Harnessing manifold fitting techniques to overcome hurdles in data analysis

Single-cell RNA sequencing has become a crucial tool in genomic research, offering unprecedented insights into cellular diversity and disease mechanisms. However, the inherent noise in scRNA-seq data, arising from both biological variability and technical errors, has long posed challenges for accurate analysis. Traditional scRNA-seq analysis methods, including genomic imputation approaches, graph-based methods, and deep learning-based algorithms, often struggle to accurately characterise cell relationships due to inherent noise.

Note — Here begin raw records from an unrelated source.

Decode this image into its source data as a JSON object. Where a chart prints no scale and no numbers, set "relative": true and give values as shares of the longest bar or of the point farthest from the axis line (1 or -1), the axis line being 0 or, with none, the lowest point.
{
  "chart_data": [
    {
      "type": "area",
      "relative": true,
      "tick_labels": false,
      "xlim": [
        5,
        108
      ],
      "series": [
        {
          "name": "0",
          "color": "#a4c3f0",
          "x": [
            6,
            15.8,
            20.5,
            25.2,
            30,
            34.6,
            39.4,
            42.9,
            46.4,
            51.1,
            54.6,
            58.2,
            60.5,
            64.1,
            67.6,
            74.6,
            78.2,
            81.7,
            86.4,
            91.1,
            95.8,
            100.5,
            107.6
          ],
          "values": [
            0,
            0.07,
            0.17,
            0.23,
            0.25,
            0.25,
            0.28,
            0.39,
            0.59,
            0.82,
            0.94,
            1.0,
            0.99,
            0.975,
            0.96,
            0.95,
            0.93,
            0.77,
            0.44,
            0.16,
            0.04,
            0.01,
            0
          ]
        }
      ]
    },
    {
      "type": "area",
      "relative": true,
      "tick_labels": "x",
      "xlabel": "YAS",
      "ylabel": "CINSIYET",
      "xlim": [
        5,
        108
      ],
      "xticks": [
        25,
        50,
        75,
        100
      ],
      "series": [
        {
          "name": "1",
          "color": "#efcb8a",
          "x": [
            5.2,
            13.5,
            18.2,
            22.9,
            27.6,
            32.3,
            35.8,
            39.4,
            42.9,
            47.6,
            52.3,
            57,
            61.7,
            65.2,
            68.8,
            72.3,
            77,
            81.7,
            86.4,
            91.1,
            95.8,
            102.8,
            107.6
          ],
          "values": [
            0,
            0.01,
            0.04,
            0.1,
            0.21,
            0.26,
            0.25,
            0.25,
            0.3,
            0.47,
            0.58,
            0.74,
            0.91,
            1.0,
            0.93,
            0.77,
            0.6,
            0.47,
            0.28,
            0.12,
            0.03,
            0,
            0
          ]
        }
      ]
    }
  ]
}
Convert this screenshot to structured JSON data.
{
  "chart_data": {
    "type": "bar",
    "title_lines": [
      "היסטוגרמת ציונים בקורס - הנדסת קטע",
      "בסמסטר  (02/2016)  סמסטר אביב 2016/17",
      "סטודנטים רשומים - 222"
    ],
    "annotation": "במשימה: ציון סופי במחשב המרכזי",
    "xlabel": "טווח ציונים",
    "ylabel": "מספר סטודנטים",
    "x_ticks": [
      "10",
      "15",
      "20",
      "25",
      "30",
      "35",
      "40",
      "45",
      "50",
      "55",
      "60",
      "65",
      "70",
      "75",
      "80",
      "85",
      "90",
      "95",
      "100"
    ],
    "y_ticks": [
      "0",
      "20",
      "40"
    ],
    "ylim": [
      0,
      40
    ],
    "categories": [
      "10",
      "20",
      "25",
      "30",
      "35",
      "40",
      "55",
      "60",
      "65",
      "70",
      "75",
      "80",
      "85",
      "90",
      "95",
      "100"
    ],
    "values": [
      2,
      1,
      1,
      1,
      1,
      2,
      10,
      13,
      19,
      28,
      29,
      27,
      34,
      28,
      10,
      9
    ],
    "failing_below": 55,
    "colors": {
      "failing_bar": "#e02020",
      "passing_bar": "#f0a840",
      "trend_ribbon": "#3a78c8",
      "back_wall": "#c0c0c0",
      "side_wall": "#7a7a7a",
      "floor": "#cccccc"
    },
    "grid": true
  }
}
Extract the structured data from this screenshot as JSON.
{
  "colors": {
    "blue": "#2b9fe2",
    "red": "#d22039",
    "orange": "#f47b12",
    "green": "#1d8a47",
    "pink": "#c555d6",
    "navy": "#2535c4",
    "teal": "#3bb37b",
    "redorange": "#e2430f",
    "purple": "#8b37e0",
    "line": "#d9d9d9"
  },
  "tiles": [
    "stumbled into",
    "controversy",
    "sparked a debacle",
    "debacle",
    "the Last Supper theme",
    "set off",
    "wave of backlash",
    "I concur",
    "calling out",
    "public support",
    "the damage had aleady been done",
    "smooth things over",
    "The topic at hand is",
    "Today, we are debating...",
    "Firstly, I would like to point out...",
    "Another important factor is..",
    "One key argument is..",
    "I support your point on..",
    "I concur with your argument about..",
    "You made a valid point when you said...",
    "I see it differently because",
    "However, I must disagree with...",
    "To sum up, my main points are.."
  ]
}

The scAMF framework represents a significant step forward in overcoming these limitations. It operates on the principle of fitting a low-dimensional manifold within the ambient space of gene expression data, effectively reducing noise while preserving crucial information. At the heart of scAMF lies the manifold fitting module which effectively denoises scRNA-seq data by unfolding their distribution in the ambient space. This technique aims to reconstruct a smooth manifold within the original space where the data is measured, capturing the low-dimensional structure of the data in a manner that minimizes information loss and effectively eliminates noise.

The key innovation of scAMF lies in its ability to improve the spatial distribution of the data, bringing gene expression vectors of cells from the same type closer together while maintaining clear separation between different cell types. This enhancement leads to more precise and reliable clustering in subsequent analyses.

"Our approach effectively denoises scRNA-seq data by fitting a low-dimensional manifold in the high-dimensional space," explained Assoc Prof Yao. "This method significantly improves the accuracy of cell type classification and the clarity of data visualisation."

The scAMF method employs a unique combination of data transformation, manifold fitting using shared nearest neighbor metrics, and unsupervised clustering validation. When compared to other methods, scAMF demonstrates superior performance in several key areas, including more effective noise reduction, improved clustering accuracy, better preservation of biological information, competitive computational efficiency, clearer visualisation, and robust performance across diverse datasets. These improvements position scAMF as a powerful new tool in single-cell analysis, potentially enabling researchers to uncover previously hidden cellular heterogeneity and rare cell populations.

Future work - Driving greater understanding of cellular diversity and function

Building on the success of scAMF, the research team is now developing a novel framework for constructing high-resolution, multiscale cell atlases. This new approach aims to overcome current methodological limitations in cell atlas construction, such as challenges in identifying small cell populations and outdated unsupervised learning techniques.

A key focus is the development of a multi-resolution cell analysis framework based on scAMF. This advanced framework aims to identify rare cell populations and contribute to the construction of comprehensive cell atlases. The multi-resolution approach will allow researchers to analyse cellular heterogeneity at various levels of granularity, from broad cell types to subtle subpopulations. This is particularly crucial for identifying rare cell types that may be overlooked by conventional analysis methods.

"Our ongoing work has already shown promising results across numerous benchmark datasets, revealing novel biological insights," Assoc Prof Yao noted. "We've applied it to the Human Brain Cell Atlas and identified new subtypes and marker genes for various cell types."

This ongoing research promises to push the boundaries of single-cell analysis even further, potentially revolutionising our understanding of cellular diversity and function across various biological systems.